San Francisco's Prop C: Homeless tax wins with 60 percent of the vote
SAN FRANCISCO (AP/KTVU) - Voters in San Francisco have approved a measure to tax some of the city's wealthiest companies to provide services for the homeless.
Proposition C won with 60 percent of the vote. The issue divided the city's elite tech titans, with Salesforce founder Marc Benioff supporting it, spending $8 million of his own money, and Twitter chief executive Jack Dorsey among those opposed.
After the vote, Benioff tweeted that the homeless will have a "home and the help they truly need."
San Francisco Mayor London Breed also opposed Proposition C, saying the city needs to do a better job accounting for the money it has already spent.
However, on Wednesday, Breed issued a statement vowing to work on the issue, and reiterating her commitment to helping the "homeless population get the care and shelter that they need."
"The voters sent a clear message that they want an increase in funding to help meet this urgent challenge," she said. "I agree we need to build more housing and shelters, help those suffering from mental illness and substance use disorders, and help people to exit homelessness—and business can pay more to make that happen."
She said she already has had conversations with both proponents and opponents of Prop. C about coming together to work on this issue "and we can and will do just that."
She said she wants to get the various stakeholders to sit down together to plan how to deliver on the goals of Prop. C, enact strong accountability measures, and address any legal uncertainties in the measure.
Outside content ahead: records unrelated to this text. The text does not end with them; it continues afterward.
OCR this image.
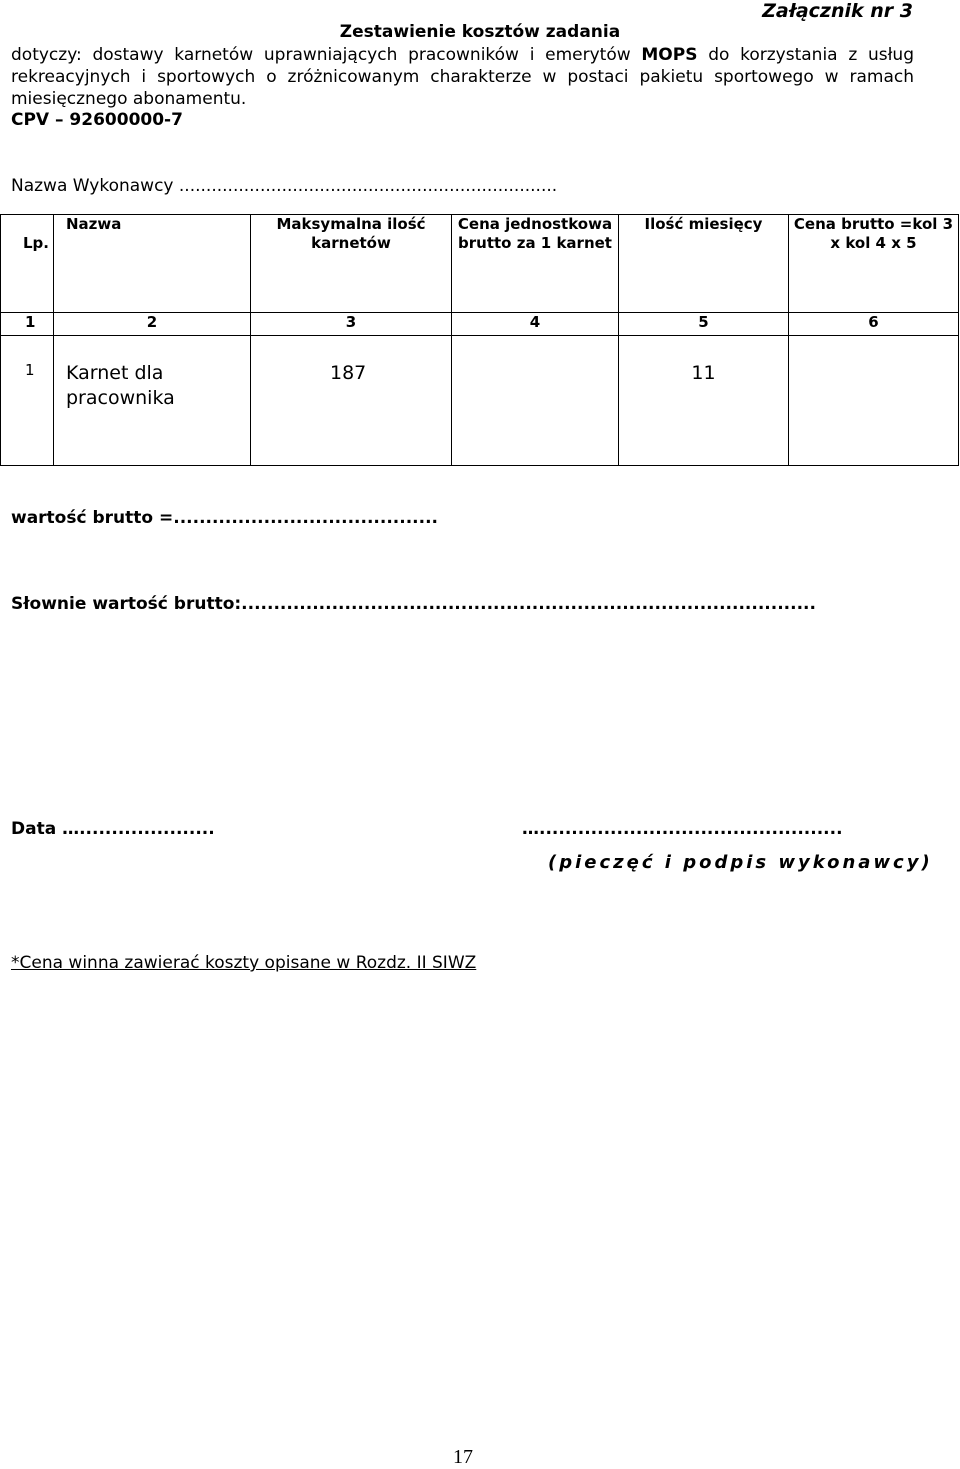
Załącznik nr 3
Zestawienie kosztów zadania
dotyczy: dostawy karnetów uprawniających pracowników i emerytów MOPS do korzystania z usług rekreacyjnych i sportowych o zróżnicowanym charakterze w postaci pakietu sportowego w ramach miesięcznego abonamentu.
CPV – 92600000-7
Nazwa Wykonawcy ......................................................................
Lp.	Nazwa	Maksymalna ilość karnetów	Cena jednostkowa brutto za 1 karnet	Ilość miesięcy	Cena brutto =kol 3 x kol 4 x 5
1	2	3	4	5	6
1	Karnet dla pracownika	187		11	
wartość brutto =.........................................
Słownie wartość brutto:.........................................................................................
Data ….....................	…...............................................
(pieczęć i podpis wykonawcy)
*Cena winna zawierać koszty opisane w Rozdz. II SIWZ
17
Prop. C will charge corporations with revenue above $50 million about 0.5 percent in gross receipts tax, with the proceeds going entirely toward homeless programs.
The measure is expected to generate up to $300 million a year, nearly doubling what the city already spends on people who are homeless or at risk of being so.
Seattle city leaders pulled back a measure to tax businesses for homelessness after Amazon and Starbucks complained.